Now, a couple of clarifying points: some of the current confusion is fostered by political rhetoric confusing access to care with being insured. The United States does not have an access to care problem. In fact, it is illegal to deny emergency treatment in our hospitals.

However, there are many people who do not maintain health insurance. Based on age and income statistics, the majority of this uninsured number have access to a health plan but chose not to take it. These people know they have to buy auto insurance before the crash, homeowners insurance before the fire, but choose to wait until they are sick to cover themselves for health problems.

I suspect many of these uninsured are concerned about the cost. The fastest way to reduce private pay cost is to quit shifting the unsustainable public entitlement cost to the private sector. Remember all parties agree that Medicare and Medicaid are broke. Private health care is still thriving even when faced with having to pay artificially inflated claims costs to subsidize these financially failing government programs.

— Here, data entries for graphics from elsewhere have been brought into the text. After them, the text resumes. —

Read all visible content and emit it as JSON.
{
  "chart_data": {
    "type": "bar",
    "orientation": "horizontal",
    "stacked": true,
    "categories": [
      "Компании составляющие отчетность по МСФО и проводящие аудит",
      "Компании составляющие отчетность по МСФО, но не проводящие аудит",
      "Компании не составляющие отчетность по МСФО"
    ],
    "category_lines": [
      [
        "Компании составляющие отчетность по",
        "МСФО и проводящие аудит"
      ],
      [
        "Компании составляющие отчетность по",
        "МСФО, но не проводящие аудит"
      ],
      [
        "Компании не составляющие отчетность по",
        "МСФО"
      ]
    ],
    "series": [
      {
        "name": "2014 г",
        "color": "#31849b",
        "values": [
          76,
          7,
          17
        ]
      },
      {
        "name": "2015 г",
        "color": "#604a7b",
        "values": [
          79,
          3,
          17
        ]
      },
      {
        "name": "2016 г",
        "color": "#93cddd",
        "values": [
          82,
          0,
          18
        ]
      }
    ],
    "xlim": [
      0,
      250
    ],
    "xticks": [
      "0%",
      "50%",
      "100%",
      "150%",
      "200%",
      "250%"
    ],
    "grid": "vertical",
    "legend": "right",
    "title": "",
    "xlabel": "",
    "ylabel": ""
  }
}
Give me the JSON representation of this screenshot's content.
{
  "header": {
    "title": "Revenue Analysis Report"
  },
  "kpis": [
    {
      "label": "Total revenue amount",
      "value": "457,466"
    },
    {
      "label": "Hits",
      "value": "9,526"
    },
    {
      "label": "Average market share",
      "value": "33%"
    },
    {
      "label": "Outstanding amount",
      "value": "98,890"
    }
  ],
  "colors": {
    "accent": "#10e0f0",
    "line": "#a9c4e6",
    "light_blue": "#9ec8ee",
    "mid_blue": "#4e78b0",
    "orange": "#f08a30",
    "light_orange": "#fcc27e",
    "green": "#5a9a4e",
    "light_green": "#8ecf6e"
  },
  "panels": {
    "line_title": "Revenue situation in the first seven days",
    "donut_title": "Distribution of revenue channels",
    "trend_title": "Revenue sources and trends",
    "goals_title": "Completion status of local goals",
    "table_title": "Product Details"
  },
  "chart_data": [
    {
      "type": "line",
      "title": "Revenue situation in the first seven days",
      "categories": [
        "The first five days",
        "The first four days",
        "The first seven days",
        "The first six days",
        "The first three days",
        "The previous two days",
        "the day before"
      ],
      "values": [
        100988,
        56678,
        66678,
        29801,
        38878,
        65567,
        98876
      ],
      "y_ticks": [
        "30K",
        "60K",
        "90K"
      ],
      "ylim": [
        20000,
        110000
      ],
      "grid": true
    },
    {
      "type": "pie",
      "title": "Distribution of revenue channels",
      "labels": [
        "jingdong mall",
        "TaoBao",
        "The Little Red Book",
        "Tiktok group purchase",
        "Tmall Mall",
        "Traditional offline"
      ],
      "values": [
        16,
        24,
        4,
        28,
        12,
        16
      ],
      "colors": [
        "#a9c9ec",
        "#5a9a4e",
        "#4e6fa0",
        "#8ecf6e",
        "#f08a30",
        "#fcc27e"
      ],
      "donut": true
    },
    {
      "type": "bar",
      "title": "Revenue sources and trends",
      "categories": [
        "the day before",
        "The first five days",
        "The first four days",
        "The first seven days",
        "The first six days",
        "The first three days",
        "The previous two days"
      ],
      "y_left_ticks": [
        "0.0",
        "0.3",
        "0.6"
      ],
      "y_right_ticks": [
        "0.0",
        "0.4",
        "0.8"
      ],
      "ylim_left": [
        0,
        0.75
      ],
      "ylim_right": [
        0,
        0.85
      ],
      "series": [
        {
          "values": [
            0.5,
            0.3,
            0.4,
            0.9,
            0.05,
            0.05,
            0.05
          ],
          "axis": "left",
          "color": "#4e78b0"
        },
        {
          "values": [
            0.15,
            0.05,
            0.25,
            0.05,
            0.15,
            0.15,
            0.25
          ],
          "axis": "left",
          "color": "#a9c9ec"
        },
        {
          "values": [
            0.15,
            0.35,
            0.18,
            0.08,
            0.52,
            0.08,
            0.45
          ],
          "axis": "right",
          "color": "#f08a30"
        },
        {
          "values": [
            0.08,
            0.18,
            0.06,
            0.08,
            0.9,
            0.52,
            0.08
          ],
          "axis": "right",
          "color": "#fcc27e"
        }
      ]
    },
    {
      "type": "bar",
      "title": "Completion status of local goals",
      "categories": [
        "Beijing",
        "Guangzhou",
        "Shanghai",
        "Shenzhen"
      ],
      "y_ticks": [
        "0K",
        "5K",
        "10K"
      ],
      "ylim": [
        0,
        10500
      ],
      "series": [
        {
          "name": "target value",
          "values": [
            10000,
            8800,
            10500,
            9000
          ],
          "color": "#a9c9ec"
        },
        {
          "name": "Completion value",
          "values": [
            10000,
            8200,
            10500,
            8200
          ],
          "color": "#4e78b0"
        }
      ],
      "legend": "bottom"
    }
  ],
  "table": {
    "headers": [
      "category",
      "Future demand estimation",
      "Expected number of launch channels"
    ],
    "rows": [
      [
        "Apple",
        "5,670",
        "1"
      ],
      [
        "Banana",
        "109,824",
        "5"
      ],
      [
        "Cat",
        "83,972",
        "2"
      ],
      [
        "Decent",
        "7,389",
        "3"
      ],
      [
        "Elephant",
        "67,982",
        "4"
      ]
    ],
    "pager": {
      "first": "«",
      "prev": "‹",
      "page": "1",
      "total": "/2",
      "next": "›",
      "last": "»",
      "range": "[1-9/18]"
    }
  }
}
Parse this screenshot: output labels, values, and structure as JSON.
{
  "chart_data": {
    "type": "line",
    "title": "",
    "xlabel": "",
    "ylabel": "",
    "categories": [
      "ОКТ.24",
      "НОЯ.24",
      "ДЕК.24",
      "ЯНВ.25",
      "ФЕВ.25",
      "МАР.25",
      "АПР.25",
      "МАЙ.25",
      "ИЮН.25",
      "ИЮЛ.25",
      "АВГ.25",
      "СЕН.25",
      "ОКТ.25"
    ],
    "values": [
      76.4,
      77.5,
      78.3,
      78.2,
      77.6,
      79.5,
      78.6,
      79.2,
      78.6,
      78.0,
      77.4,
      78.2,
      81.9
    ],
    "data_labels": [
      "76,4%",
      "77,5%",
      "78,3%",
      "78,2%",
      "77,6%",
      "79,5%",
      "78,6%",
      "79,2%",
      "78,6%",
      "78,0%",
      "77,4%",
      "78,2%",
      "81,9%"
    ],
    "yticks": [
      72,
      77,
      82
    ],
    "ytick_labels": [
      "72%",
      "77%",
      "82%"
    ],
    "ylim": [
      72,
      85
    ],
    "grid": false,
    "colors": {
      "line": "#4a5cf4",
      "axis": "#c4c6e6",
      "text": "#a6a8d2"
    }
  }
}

Finally, a few non-confusing, affordable solutions to help with the onerous claims cost problem:

1. Medical Malpractice – Instead of using a patient’s lack of satisfaction with the outcome of their medical procedure as the basis of a claim, have experts determine what gross negligence is in the medical profession and establish that as the legal threshold. Then sponsor “Loser Pays” for medical malpractice actions.

2. Advertising of Drugs – Prohibit drug companies from advertising direct to consumers as a mechanism to increase market share. Ethical drugs should be advertised only to medical professionals rather than to significantly less informed consumers.

Public health care is the problem. Let’s quit playing politics and get the true health care problem fixed.